Low humidity may be less noticeable in terms of comfort, but inadequate moisture in the home can be just as detrimental to health as overly humid environments. The symptoms of dry air in the home are usually manifested in the skin and upper respiratory system. Moisture deficient air leads to dry skin, chapped lips, and irritated lungs, throat, and nose. The drying out of mucous membranes makes the body much more susceptible to cold, flu, and cough, hence why the height of cold and flu season occurs during the coldest, driest portion of the year.

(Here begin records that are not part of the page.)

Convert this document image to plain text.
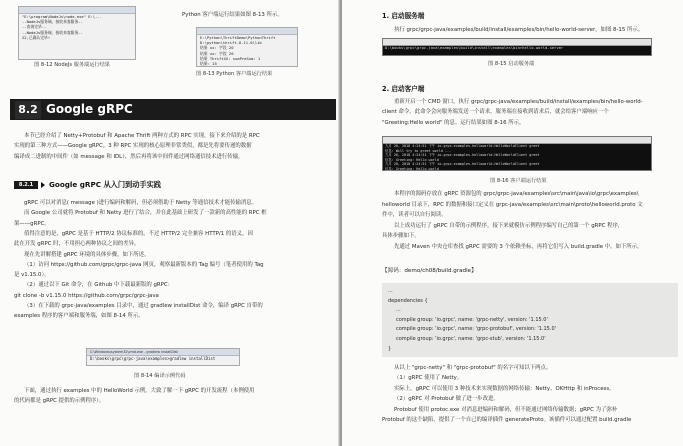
"E:\program\NodeJs\node.exe" E:\...
--NodeJs服务端，接收来客服务--
--查询完毕--
--NodeJs服务端，接收来客服务--
22,已确认完毕!
图 8-12 NodeJs 服务端运行结果
Python 客户端运行结果如图 8-13 所示。
E:\Python\ThriftDemo\PythonThrift
D:\python\thrift-0.11.0\lib
结果 xx: 字段 20
结果 xx: 字段 20
结果 ThriftXX: sumPreSum: 1
结果: 15
图 8-13 Python 客户端运行结果
8.2 Google gRPC
本节已经介绍了 Netty+Protobuf 和 Apache Thrift 两种方式的 RPC 实现。接下来介绍的是 RPC
实现的第三种方式——Google gRPC。3 种 RPC 实现的核心原理非常类似，都是先将要传递的数据
编译成二进制的中间件（如 message 和 IDL），然后再将该中间件通过网络通信技术进行传输。
8.2.1	Google gRPC 从入门到动手实践
gRPC 可以对消息( message )进行编码和解码，但必须借助于 Netty 等通信技术才能传输消息。
而 Google 公司就将 Protobuf 和 Netty 进行了结合，并在此基础上研发了一款新的高性能的 RPC 框
架——gRPC。
值得注意的是，gRPC 是基于 HTTP/2 协议标准的。不过 HTTP/2 完全兼容 HTTP/1 的语义，因
此在开发 gRPC 时，不用担心两种协议之间的差异。
现在先讲解搭建 gRPC 环境的具体步骤，如下所述。
（1）访问 https://github.com/grpc/grpc-java 网页，观察最新版本的 Tag 编号（笔者使用的 Tag
是 v1.15.0）。
（2）通过以下 Git 命令，在 Github 中下载最新版的 gRPC：
git clone -b v1.15.0 https://github.com/grpc/grpc-java
（3）在下载的 grpc-java/examples 目录中，通过 gradlew installDist 命令，编译 gRPC 自带的
examples 程序的客户端和服务端，如图 8-14 所示。
C:\Windows\system32\cmd.exe - gradlew installDist
D:\books\grpc\grpc-java\examples>gradlew installDist
图 8-14 编译示例代码
下面，通过执行 examples 中的 HelloWorld 示例，大致了解一下 gRPC 的开发流程（本例使用
的代码都是 gRPC 提供的示例程序）。
1. 启动服务端
执行 grpc/grpc-java/examples/build/install/examples/bin/hello-world-server，如图 8-15 所示。
D:\books\grpc\grpc-java\examples\build\install\examples\bin>hello-world-server
图 8-15 启动服务端
2. 启动客户端
重新开启一个 CMD 窗口，执行 grpc/grpc-java/examples/build/install/examples/bin/hello-world-
client 命令，此命令会向服务端发送一个请求，服务端在接收到请求后，就会给客户端响应一个
"Greeting:Hello world" 的息。运行结果如图 8-16 所示。
九月 20, 2018 4:24:51 下午 io.grpc.examples.helloworld.HelloWorldClient greet
信息: Will try to greet world ...
九月 20, 2018 4:24:51 下午 io.grpc.examples.helloworld.HelloWorldClient greet
信息: Greeting: Hello world
九月 20, 2018 4:24:51 下午 io.grpc.examples.helloworld.HelloWorldClient greet
信息: Greeting: Hello world
图 8-16 客户端运行结果
本程序的源码存放在 gRPC 资源包的 grpc/grpc-java/examples\src\main\java\io\grpc\examples\
helloworld 目录下，RPC 的数据和接口定义在 grpc-java/examples\src\main\proto\helloworld.proto 文
件中，读者可以自行阅读。
以上成功运行了 gRPC 自带的示例程序，接下来就模仿示例程序编写自己的第一个 gRPC 程序，
具体步骤如下。
先通过 Maven 中央仓库查找 gRPC 需要的 3 个依赖坐标，再将它们写入 build.gradle 中，如下所示。
【源码：demo/ch08/build.gradle】
...
dependencies {
...
compile group: 'io.grpc', name: 'grpc-netty', version: '1.15.0'
compile group: 'io.grpc', name: 'grpc-protobuf', version: '1.15.0'
compile group: 'io.grpc', name: 'grpc-stub', version: '1.15.0'
}
从以上 "grpc-netty" 和 "grpc-protobuf" 的名字可知以下两点。
（1）gRPC 使用了 Netty。
实际上，gRPC 可以使用 3 种技术来实现数据的网络传输：Netty、OKHttp 和 inProcess。
（2）gRPC 对 Protobuf 做了进一步改进。
Protobuf 使用 protoc.exe 对消息进编码和解码，但不能通过网络传输数据；gRPC 为了弥补
Protobuf 的这个缺陷，提供了一个自己的编译插件 generateProto。该插件可以通过配置 build.gradle
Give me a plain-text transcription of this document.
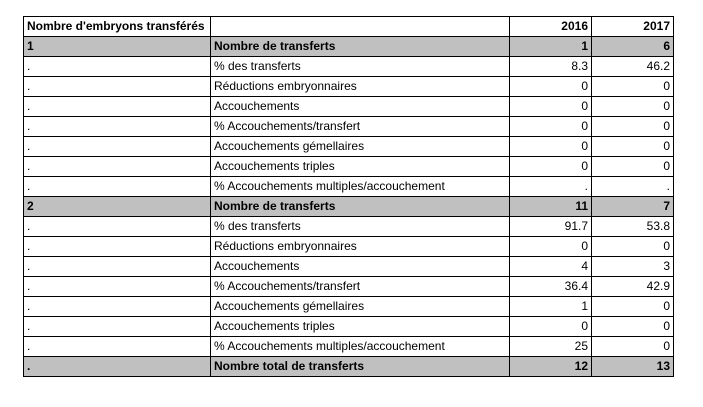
Nombre d'embryons transférés		2016	2017
1	Nombre de transferts	1	6
.	% des transferts	8.3	46.2
.	Réductions embryonnaires	0	0
.	Accouchements	0	0
.	% Accouchements/transfert	0	0
.	Accouchements gémellaires	0	0
.	Accouchements triples	0	0
.	% Accouchements multiples/accouchement	.	.
2	Nombre de transferts	11	7
.	% des transferts	91.7	53.8
.	Réductions embryonnaires	0	0
.	Accouchements	4	3
.	% Accouchements/transfert	36.4	42.9
.	Accouchements gémellaires	1	0
.	Accouchements triples	0	0
.	% Accouchements multiples/accouchement	25	0
.	Nombre total de transferts	12	13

Our bodies naturally decrease internal core temperature, which combined with circadian rhythm signals its time for bed, but when humidity is elevated the body’s ability to cool itself is diminished. This not only makes it incredibly difficult to fall asleep but can also disrupt the quality and duration of sleep. Low humidity is also a common culprit behind snoring and nighttime wheezing, which occur as a result of dry sinuses and throat, and can lead to long-term respiratory issues with sustained exposure to overly dry air.
Children and older people are much more susceptible to the ill effects of humidity, as their bodies are not as well-equipped to adjust to changes in temperature and humidity, and their respiratory systems are more susceptible to damage caused by breathing low-quality air. The very old and very young also have more difficulty with temperature regulation, which can result in difficulty staying warm. For this reason, doctors recommend maintaining indoor humidity at the upper end of the healthy humidity range (around 55–60%) to ensure the comfort of children and older people in the home. This can easily be achieved by strategically placing a humidifier in nurseries and bedrooms, particularly during colder months.
Beyond the health of inhabitants, sustained dampness inside can cause serious damage to your home and belongings. Moisture is especially damaging to woods in the home and can cause moisture pockets to form within walls, which not only causes the paint to peel away from the walls but if enough forms the drywall can become compromised and have to be replaced entirely. Hardwood flooring is also susceptible to moisture damage in the form of shrinking and warping. Carpets are known to be an ideal environment for mould and mildew if exposed to access moisture, and once contaminated, carpets will emit a foul, musty odour and usually have to be replaced entirely. Humidity can also shorten the life of electronic devices in your home, and damage your clothing and furniture.